ProductivityMarch 12, 2026 · 5 min read

Speech to Text for Copywriters: How to Write Faster by Talking

The blank page is the enemy. But what if you could bypass it entirely by just talking?

Most copywriters type their ideas. But talking is 3x faster than typing — and for many people, it unlocks a more natural, conversational tone that converts better than anything written at a keyboard.

AI speech-to-text tools have gotten good enough that your spoken words come out clean, punctuated, and ready to edit. Here's how to build this into your workflow.

Why Copywriters Should Talk More

When you talk, you don't overthink. You explain things the way a human would explain them — which is exactly how good copy should sound. The "write like you talk" advice is everywhere because it works. Speech-to-text makes it literal.

  • Average typing speed: 40 WPM. Average speaking speed: 130 WPM.
  • Spoken language naturally avoids jargon and passive voice.
  • You capture ideas before your inner editor kills them.

4 Ways to Use STT in Your Copy Workflow

1. Brain dump your first draft

Before you open a blank doc, record yourself explaining what you're selling and why someone should buy it. Don't edit. Don't pause. Just talk for 2 minutes. Transcribe it. Your first draft is done — now you edit instead of create.

2. Transcribe client interviews

The best copy comes from the customer's own words. Record sales calls, onboarding calls, or customer interviews. Transcribe them. Mine the transcript for the exact phrases your customers use — then use those phrases in your copy.

3. Voice-to-hook brainstorming

Set a 5-minute timer and speak 20 different opening hooks out loud. Don't judge. Transcribe them all. You'll get 3-4 that are genuinely good. This beats staring at a screen every time.

4. Dictate revisions while reading

Instead of retyping edited sections, read the copy out loud and dictate your changes as you go. "Change this to... the next line should say..." It's faster and keeps your eyes on the copy rather than the keyboard.

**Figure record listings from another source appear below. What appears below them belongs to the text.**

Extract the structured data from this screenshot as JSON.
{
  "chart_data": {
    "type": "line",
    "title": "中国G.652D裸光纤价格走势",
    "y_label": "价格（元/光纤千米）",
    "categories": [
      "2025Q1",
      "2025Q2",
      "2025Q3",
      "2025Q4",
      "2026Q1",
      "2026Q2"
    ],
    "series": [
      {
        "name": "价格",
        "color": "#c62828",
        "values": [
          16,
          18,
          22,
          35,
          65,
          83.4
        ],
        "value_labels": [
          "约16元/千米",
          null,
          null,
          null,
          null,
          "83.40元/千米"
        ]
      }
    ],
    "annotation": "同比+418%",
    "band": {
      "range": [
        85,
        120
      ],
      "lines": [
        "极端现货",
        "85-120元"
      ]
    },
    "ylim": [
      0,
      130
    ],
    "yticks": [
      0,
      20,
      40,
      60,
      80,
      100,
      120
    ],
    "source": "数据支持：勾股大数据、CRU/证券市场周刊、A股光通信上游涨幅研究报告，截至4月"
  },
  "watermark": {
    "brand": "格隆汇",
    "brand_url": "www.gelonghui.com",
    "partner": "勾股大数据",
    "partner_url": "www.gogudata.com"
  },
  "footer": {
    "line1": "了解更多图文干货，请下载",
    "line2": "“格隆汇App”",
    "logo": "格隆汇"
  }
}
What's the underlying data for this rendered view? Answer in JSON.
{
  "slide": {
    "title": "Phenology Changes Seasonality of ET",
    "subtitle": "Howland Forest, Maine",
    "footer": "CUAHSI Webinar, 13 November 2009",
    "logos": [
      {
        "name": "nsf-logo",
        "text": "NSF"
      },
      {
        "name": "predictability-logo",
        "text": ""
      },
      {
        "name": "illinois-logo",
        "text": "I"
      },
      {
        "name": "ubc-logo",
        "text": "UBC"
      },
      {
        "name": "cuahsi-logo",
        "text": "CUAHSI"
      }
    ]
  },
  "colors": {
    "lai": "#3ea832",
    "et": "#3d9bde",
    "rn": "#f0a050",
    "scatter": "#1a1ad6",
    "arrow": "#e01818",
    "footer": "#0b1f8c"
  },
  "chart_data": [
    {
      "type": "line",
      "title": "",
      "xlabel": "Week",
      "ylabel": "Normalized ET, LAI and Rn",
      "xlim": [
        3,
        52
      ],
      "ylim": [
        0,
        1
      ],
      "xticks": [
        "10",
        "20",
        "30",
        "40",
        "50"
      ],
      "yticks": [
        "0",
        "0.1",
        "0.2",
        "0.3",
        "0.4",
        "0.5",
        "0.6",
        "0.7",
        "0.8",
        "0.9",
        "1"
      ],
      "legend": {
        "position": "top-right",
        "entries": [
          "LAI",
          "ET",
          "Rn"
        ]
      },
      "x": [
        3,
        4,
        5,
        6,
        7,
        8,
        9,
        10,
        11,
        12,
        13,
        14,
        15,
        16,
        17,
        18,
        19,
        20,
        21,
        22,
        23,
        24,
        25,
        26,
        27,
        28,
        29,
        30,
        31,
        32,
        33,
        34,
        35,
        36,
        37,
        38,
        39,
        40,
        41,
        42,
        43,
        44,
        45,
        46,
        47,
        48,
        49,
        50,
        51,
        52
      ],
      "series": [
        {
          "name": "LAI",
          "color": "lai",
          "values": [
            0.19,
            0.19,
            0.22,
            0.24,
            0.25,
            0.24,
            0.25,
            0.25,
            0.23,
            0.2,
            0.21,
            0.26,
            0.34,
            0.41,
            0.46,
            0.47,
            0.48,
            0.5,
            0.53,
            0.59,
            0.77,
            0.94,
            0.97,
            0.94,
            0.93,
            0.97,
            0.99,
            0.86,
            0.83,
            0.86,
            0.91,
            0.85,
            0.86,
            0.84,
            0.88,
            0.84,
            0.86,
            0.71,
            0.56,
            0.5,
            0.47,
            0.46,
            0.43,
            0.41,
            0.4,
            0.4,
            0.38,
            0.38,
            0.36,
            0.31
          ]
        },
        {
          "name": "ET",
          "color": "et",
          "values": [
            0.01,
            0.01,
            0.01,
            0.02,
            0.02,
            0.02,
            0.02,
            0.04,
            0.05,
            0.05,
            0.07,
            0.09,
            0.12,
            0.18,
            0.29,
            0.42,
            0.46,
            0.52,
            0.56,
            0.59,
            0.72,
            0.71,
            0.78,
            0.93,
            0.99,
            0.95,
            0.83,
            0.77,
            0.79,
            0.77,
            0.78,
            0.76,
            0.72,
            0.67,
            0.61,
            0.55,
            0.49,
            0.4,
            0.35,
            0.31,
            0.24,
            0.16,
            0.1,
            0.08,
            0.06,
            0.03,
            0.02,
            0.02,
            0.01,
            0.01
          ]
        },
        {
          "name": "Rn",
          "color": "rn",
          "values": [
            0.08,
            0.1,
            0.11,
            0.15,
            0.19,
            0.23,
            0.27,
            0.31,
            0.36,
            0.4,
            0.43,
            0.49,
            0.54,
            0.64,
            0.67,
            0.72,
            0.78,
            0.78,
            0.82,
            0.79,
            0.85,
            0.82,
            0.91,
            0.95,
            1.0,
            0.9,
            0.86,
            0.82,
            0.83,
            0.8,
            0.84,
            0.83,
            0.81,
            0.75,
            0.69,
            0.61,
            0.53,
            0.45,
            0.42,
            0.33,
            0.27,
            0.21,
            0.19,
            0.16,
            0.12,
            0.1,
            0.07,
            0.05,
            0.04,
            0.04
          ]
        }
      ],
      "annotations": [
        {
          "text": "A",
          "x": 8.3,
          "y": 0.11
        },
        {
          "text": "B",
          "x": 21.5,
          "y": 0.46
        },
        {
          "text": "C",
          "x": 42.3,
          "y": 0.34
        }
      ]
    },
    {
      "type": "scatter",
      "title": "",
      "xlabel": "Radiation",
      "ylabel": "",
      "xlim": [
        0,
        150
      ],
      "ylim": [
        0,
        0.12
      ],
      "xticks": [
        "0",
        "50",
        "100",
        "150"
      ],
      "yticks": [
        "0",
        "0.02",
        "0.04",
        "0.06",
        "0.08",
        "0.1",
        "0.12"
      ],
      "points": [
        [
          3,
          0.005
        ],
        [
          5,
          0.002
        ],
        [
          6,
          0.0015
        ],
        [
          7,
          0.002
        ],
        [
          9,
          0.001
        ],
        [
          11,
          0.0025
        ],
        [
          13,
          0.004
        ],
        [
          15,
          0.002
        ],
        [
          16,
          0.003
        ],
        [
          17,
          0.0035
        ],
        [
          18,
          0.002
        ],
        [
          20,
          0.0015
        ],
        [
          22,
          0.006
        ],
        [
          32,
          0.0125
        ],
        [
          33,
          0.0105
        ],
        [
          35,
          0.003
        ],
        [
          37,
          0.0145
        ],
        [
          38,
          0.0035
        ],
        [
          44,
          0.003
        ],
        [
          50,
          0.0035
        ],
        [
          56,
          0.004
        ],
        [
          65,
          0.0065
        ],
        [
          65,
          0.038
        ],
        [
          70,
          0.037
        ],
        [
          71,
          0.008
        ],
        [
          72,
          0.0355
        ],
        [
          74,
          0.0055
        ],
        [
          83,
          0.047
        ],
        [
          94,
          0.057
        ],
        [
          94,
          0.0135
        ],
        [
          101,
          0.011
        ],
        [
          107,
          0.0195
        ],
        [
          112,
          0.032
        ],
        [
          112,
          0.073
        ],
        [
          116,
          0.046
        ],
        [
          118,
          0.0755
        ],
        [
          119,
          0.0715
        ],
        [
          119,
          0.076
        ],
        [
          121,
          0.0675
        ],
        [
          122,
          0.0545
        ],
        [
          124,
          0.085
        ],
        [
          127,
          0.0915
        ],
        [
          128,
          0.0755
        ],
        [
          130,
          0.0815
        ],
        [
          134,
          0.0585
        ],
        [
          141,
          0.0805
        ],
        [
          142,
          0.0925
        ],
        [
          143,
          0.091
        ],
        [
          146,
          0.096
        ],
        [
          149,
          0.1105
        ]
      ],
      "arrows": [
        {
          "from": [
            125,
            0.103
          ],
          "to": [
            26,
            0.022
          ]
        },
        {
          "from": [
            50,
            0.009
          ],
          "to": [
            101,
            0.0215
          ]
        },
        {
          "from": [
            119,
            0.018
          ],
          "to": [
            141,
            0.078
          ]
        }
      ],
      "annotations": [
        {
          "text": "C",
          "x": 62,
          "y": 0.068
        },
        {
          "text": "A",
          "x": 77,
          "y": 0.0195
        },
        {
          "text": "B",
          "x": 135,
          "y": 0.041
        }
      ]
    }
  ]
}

STT + AI Copy Generation: The Combo

The real power move: transcribe your raw ideas → feed the transcript into an AI copywriter → get polished, structured copy in seconds. You provide the raw thinking; the AI provides the structure and polish.

Try it on SwiftCopy

Upload any audio file — meeting recording, voice memo, client call — and get an instant transcript. Then use it as input for any of our 11 copywriting templates.

Try Speech to Text →

Tips for Better Transcription Accuracy

  • Use a decent microphone. Built-in laptop mics work but an external mic improves accuracy by 15-20%.
  • Speak clearly at a consistent pace. Don't rush the words you care about.
  • Reduce background noise. Whisper (the AI model) handles noise well but silence is always better.
  • Supported formats: MP3, MP4, WAV, M4A, WEBM — up to 25MB per file.

The Bottom Line

If you're still staring at a blank page waiting for the words to come, try talking instead. The transcription takes seconds. The copy comes out more human. And you'll finish your first draft before you've had a chance to overthink it.

Frequently Asked Questions

What is the most accurate free speech-to-text tool?

OpenAI Whisper is widely considered the most accurate free speech-to-text engine. It handles multiple languages, accents, and background noise better than most browser-based alternatives.

Can speech-to-text replace writing for copy?

Dictation can replace drafting for most copy types. The transcript still needs editing for tone and structure, but the raw material comes much faster — most people speak 3x faster than they type.

How do you turn speech into polished copy?

Dictate naturally, then paste the transcript into an AI writing tool with a cleanup prompt: 'Edit this transcript into clean, professional marketing copy. Keep the tone conversational.' Remove filler words and restructure for clarity.

Does dictating copy actually save time?

Yes — for most copywriters, dictating a rough draft takes 20–30% of the time that typing does. The editing step adds time back, but the overall workflow is still significantly faster for first drafts.